To be able to harness technology's full potential, leaders must be able to fully understand how it works. Alongside understanding comes identifying issues and potential problems.
In knowing the risks that comes with a particular advancement, leaders can anticipate what can happen, thereby be able to concoct a good solution to combat any harm it can cause to the organisation.
Generative artificial intelligence tools are demonstrating incredible potential, but addressing some concerns regarding it will prove to be useful in the long run.
1. Bias In, Bias Out. One of the critical issues with generative AI lies in its tendency to reproduce biases present in the data it has been trained on. Rather than mitigating biases, these tools often magnify or perpetuate them, raising questions about the accuracy of their applications—which could lead to much bigger problems around ethics.

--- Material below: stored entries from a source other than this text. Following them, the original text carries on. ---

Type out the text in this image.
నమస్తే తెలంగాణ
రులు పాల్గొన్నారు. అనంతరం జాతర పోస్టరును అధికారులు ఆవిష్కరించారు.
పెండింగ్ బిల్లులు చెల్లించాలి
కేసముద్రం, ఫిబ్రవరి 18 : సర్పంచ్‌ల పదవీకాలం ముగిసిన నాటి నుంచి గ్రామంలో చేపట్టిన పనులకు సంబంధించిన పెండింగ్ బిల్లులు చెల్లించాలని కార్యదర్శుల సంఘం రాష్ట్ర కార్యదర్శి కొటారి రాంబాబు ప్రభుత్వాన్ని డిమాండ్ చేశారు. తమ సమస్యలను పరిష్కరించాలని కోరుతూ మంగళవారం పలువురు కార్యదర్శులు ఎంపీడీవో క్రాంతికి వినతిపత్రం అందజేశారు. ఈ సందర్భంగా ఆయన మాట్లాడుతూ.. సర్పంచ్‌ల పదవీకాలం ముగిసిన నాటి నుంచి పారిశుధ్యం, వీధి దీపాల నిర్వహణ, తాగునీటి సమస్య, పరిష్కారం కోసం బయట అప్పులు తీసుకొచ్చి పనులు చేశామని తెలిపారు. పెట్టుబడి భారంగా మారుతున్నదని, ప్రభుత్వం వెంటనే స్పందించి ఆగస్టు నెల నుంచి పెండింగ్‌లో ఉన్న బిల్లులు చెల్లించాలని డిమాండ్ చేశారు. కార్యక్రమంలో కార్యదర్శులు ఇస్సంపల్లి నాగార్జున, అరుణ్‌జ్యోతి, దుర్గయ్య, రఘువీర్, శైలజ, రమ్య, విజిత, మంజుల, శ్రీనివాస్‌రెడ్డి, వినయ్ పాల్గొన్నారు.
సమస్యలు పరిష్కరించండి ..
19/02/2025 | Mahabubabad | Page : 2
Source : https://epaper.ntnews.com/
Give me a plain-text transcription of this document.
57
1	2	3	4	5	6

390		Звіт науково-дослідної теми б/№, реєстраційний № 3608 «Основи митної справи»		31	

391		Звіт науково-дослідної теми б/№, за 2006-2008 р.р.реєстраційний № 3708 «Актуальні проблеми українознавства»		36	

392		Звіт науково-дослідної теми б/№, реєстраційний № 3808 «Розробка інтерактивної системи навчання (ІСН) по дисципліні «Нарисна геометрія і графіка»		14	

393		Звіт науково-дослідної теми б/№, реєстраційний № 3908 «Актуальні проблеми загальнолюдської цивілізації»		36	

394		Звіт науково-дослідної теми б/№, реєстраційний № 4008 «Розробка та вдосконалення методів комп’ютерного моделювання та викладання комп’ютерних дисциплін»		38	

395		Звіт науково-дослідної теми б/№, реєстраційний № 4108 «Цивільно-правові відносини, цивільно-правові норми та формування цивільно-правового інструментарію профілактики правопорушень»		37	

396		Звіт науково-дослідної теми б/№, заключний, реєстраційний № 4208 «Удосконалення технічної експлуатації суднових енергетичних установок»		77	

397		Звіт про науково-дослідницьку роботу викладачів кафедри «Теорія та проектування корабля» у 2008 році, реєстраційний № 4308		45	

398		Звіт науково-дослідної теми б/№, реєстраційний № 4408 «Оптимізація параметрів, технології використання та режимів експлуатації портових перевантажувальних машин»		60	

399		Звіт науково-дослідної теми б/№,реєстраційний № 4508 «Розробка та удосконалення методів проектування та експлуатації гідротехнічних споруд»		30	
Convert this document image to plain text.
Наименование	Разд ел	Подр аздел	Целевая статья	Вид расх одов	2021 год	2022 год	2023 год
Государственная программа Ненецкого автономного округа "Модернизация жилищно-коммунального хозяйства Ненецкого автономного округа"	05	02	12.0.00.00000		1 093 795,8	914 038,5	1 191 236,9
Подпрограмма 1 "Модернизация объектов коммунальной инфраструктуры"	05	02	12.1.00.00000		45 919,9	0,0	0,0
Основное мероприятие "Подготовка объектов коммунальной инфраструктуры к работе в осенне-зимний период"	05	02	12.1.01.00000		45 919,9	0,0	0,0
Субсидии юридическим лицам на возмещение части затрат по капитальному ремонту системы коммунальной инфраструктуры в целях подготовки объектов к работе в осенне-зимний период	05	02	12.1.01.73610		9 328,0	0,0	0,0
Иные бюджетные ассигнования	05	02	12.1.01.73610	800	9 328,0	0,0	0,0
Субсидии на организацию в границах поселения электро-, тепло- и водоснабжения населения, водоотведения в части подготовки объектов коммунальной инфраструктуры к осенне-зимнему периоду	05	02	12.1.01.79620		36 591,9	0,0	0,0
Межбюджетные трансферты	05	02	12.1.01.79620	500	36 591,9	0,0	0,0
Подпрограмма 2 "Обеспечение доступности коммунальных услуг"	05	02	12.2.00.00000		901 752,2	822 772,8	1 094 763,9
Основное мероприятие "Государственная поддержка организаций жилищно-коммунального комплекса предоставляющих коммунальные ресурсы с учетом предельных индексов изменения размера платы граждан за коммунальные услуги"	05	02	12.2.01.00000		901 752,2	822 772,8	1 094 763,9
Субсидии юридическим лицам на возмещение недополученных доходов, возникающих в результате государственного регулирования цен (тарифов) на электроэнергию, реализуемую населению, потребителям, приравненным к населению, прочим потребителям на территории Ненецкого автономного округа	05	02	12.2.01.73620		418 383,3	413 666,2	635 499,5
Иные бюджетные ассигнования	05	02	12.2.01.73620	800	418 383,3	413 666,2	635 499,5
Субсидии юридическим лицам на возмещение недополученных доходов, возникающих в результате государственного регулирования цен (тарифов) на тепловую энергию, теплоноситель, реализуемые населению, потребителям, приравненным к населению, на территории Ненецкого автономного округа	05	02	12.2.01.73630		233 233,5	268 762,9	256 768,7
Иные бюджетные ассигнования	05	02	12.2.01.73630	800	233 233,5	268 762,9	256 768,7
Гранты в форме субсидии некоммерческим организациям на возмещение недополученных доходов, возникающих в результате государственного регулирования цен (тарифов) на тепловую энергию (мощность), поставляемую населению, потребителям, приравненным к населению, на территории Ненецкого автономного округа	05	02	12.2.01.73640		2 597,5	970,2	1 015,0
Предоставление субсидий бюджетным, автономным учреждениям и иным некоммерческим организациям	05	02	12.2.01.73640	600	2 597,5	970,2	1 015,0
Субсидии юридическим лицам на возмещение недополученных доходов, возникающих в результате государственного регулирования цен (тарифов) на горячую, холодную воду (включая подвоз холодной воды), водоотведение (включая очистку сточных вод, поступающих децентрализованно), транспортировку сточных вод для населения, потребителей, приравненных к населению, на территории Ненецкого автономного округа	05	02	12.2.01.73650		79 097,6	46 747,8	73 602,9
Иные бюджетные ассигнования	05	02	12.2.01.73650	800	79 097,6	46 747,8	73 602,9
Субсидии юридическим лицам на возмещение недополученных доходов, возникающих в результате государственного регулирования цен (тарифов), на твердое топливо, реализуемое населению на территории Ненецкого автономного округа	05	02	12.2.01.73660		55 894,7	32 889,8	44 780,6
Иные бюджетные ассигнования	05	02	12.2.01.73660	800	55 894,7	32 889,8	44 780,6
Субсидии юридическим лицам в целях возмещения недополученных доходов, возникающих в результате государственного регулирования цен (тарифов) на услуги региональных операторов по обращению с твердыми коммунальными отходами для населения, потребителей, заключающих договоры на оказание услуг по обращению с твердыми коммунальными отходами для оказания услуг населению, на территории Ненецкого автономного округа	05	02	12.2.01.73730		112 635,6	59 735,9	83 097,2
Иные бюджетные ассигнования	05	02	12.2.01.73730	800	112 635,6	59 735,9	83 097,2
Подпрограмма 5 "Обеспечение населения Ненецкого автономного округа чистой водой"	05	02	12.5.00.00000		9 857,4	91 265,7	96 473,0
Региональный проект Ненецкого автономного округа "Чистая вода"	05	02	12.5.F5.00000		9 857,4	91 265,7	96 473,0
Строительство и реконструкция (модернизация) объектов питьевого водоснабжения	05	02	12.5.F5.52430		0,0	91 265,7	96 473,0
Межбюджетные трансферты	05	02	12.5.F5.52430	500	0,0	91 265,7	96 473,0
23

2. The Black Box Problem. Another significant hurdle in embracing generative AI is the lack of transparency in its decision-making processes. With thought processes that are often uninterpretable, these AI systems face challenges in explaining their decisions, especially when errors occur on critical matters. It is worth noting that this is a broader problem with AI systems and not just generative tools.
3. High Cost to Train and Maintain. Training generative AI models like large language model (LLM) ChatGPT is extremely expensive, with costs often reaching millions of dollars due to the computational power and infrastructure required.
4. Mindless Parroting. Despite their advanced capabilities, generative AI is constrained by the data and patterns they were trained on. This limitation results in outputs that may not encompass the breadth of human knowledge or address diverse scenarios.
5. Alignment with Human Values. Unlike humans, generative AI lacks the capacity to consider the consequences of the actions taken in alignment with human values. It is important to recognise that deepfakes could be employed for more harmful purposes, such as spreading false information in the face of a public health crises, highlighting the need for more frameworks that ensure these systems operate within ethical boundaries.
6. Power Hungry. The environmental impact of generative AI cannot be overlooked. With processing units consuming substantial power, models like ChatGPT cost as much as powering 33,000 U.S. households, with just one inquiry being 10 to 100 times more power hungry than one email.
7. Hallucinations. Generative AI models have been known to create fabricated statements or images when faced with data gaps, raising concerns about the reliability of their output and potential consequences.
8. Copyright & IP infringement. The ethical use of data becomes paramount when considering that several generative AI tools appropriate copyrighted work without consent, credit, or compensation, infringing upon the rights of artists and creators.
9. Static Information. Keeping generative AI models up to date requires substantial computational resources and time, presenting a formidable technical challenge. Some models, however, are designed for incremental updates, offering a potential solution to this complex issue.